The protests began on 15 February 2011 and escalated into a major protests and clashes by the end of February.

The unrest was attributed to the domino effect of the situation in neighboring countries like Tunisia Protests and Egypt Protests.

The protests of February lead to the formation of a Benghazi National Transitional Council.

In the mid month of March 2010, the NATO comprising of the world leaders, decided to apply a no Fly-Zone over Libya in an attempt to paralyze the Ghadafi power and give freedom to the people of Libya.

On 20 March, The UK, US and France attacked Libyan leader Col Muammar Gaddafi's forces in the first action to enforce the UN-mandated no-fly zone.

The US and the UK fired more than 110 missiles, while French planes struck pro-Gaddafi forces attacking rebel-held Benghazi.

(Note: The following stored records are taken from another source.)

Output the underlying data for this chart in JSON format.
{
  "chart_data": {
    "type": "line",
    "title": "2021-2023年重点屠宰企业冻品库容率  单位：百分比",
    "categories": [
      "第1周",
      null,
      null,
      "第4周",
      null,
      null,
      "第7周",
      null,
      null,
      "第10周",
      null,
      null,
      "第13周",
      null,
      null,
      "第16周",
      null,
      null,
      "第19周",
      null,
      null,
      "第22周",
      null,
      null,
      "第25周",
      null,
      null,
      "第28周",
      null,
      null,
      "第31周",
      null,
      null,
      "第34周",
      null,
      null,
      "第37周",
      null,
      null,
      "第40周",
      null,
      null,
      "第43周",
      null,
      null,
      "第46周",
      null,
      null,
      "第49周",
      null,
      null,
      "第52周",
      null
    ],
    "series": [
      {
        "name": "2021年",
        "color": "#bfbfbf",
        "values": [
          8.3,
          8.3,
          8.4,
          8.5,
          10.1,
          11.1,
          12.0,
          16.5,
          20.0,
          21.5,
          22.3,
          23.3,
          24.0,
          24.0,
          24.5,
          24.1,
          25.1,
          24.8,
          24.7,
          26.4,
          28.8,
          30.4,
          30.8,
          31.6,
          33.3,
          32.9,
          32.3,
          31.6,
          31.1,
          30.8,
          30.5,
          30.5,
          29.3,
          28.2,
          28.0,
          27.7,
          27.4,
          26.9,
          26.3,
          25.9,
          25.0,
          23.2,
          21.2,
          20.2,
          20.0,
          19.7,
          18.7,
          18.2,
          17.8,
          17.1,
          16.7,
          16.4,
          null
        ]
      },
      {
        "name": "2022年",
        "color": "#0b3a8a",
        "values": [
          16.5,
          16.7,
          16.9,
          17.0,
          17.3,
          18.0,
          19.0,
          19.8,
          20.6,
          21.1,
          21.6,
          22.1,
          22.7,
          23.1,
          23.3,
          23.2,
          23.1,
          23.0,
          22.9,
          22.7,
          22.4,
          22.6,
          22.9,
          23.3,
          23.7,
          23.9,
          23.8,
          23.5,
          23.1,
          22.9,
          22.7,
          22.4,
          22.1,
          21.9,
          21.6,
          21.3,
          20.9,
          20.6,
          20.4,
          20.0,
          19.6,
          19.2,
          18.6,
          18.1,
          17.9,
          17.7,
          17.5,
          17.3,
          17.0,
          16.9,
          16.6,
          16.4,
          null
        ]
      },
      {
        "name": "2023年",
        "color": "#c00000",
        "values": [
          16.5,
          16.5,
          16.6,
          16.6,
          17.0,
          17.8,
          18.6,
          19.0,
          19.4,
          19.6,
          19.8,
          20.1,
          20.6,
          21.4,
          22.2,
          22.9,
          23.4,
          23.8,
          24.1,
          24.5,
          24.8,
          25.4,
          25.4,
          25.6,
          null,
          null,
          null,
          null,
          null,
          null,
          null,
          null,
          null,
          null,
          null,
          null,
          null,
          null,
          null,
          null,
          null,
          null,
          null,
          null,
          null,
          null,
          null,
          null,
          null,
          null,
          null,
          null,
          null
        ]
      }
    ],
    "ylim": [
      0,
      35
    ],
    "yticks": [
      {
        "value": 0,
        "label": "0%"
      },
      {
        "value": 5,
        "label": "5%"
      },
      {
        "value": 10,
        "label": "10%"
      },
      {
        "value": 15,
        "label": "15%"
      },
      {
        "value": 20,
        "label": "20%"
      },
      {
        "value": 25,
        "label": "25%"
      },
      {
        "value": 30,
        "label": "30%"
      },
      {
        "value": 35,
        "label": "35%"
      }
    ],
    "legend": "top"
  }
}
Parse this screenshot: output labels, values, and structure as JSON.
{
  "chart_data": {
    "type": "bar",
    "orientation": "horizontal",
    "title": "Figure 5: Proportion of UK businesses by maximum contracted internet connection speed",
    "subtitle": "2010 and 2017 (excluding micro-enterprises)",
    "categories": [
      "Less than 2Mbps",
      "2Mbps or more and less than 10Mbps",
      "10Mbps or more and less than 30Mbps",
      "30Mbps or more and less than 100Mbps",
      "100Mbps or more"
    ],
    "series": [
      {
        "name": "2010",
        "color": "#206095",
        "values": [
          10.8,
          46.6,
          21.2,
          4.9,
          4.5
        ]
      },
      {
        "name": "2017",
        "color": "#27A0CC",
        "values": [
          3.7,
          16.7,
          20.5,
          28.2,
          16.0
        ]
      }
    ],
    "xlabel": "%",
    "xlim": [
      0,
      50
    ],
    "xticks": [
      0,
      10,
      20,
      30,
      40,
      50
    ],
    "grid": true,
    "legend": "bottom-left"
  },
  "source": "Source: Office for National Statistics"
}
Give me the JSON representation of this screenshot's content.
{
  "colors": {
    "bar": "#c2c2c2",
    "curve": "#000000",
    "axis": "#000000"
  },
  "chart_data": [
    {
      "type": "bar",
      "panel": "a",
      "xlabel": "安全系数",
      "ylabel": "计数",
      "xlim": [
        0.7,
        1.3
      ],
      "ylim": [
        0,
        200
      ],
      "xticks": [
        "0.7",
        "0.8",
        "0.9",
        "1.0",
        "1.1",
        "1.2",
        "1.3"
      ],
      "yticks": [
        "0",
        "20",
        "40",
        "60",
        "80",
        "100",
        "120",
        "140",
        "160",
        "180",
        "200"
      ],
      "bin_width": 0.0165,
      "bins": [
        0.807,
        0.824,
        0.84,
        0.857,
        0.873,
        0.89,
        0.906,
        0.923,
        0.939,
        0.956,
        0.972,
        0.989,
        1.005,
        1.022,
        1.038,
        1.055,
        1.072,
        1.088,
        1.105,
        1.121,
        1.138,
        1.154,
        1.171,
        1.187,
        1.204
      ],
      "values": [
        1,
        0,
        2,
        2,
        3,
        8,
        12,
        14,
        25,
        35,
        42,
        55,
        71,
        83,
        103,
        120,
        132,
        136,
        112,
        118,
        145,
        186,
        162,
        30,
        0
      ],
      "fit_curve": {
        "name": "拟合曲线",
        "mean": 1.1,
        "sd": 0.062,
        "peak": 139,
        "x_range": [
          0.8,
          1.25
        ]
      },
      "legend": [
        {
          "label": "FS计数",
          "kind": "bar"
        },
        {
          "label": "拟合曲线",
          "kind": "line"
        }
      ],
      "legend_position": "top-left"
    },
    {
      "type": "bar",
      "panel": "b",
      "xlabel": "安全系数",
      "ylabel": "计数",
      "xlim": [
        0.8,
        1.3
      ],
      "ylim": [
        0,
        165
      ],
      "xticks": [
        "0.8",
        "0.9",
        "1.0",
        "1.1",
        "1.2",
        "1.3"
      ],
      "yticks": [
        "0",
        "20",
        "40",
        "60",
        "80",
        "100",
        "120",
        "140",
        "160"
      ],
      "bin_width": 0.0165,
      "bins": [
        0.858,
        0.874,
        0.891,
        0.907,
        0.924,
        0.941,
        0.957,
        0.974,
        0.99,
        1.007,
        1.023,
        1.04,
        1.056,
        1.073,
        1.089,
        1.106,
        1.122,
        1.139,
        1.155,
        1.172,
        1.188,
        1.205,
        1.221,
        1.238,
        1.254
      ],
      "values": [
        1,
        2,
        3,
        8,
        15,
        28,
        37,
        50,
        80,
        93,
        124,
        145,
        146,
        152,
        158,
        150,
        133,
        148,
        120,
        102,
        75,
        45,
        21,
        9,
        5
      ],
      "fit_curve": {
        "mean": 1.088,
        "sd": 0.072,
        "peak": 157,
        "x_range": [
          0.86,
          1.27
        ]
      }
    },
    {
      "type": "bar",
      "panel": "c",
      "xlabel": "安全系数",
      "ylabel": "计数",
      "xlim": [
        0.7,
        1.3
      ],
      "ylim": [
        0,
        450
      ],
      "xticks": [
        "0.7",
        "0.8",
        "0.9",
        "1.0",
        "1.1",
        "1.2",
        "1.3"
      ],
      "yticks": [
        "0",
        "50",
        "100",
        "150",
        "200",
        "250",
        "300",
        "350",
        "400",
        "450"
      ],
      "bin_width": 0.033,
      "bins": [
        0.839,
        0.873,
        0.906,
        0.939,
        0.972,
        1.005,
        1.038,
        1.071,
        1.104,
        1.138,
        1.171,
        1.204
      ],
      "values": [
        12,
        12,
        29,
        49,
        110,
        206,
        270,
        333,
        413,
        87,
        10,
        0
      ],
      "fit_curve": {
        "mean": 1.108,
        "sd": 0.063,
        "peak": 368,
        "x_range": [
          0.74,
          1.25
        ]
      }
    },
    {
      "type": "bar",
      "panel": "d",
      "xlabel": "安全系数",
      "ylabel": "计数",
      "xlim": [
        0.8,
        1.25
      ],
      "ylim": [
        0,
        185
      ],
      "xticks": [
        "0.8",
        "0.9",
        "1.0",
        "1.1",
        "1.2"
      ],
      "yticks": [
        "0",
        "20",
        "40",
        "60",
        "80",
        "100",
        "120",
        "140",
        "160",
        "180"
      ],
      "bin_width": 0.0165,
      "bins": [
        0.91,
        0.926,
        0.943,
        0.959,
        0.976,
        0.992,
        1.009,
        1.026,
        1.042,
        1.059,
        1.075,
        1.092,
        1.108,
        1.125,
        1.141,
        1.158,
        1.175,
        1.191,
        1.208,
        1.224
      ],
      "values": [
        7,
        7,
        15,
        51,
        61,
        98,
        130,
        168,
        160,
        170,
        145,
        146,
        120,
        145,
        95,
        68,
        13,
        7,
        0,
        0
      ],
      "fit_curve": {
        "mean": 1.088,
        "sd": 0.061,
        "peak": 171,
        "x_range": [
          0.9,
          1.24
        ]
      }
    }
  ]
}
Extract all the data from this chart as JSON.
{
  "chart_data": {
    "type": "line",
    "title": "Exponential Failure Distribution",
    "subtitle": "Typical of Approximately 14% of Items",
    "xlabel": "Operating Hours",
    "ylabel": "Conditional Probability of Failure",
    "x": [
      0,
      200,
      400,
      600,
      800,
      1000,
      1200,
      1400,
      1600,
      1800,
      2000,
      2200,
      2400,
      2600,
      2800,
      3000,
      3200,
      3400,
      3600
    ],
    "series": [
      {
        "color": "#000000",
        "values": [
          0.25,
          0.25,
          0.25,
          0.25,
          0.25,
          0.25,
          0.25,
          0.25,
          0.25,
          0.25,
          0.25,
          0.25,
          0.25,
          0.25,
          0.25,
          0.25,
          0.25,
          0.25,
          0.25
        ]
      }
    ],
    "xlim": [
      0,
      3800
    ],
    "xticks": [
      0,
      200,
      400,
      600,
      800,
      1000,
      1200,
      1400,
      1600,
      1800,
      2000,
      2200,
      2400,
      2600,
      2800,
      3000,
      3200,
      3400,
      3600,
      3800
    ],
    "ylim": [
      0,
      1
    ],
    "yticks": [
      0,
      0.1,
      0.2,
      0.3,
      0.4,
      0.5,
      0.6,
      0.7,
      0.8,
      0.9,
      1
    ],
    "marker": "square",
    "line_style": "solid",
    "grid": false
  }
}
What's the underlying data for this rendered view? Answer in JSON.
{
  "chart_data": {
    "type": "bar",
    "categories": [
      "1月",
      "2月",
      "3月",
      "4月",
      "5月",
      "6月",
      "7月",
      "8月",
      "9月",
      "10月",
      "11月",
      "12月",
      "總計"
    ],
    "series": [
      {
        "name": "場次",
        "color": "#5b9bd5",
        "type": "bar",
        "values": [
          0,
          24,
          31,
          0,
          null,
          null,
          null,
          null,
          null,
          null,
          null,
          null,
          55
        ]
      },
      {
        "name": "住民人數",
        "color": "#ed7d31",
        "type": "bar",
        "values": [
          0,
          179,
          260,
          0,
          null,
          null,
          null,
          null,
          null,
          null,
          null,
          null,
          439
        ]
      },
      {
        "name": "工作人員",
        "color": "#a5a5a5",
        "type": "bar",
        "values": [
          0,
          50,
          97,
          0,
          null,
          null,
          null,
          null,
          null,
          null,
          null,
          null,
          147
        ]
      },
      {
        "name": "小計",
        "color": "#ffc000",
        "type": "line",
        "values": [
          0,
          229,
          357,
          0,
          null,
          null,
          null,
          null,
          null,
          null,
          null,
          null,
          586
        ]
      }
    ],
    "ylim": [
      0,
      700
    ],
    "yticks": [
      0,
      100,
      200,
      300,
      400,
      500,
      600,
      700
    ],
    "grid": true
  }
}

Just like other Arab countries, many people were against that move and saw in this another Iraq and land domination by the world leaders. Other groups, especially the opposition, saw in the NATO support a ray of hope into a future free of the Gadaffi control.

On the 19th of March 2011, Journalist Mohammad Nabbous, founder of Libya AlHurraTV was killed the dictator forces in Libya.

Casualties & Death Toll in Libya Protests

One of the most costly revolutions in the area with approximately 6,000–10,000 martyrs so far.

Popular Anecdotes and Observations in Libyan Revolution 2011

Many stories surrounding Gaddafi's bizarre practices started to emerge, and ex body guards such as Aziza Ibrahim gave interviews about such matters. Scandals related to his son and his wife Aline Skaf also became popular again.

Rumors that Imam Moussa El-Sader is still alive in Liyba also resurfaced.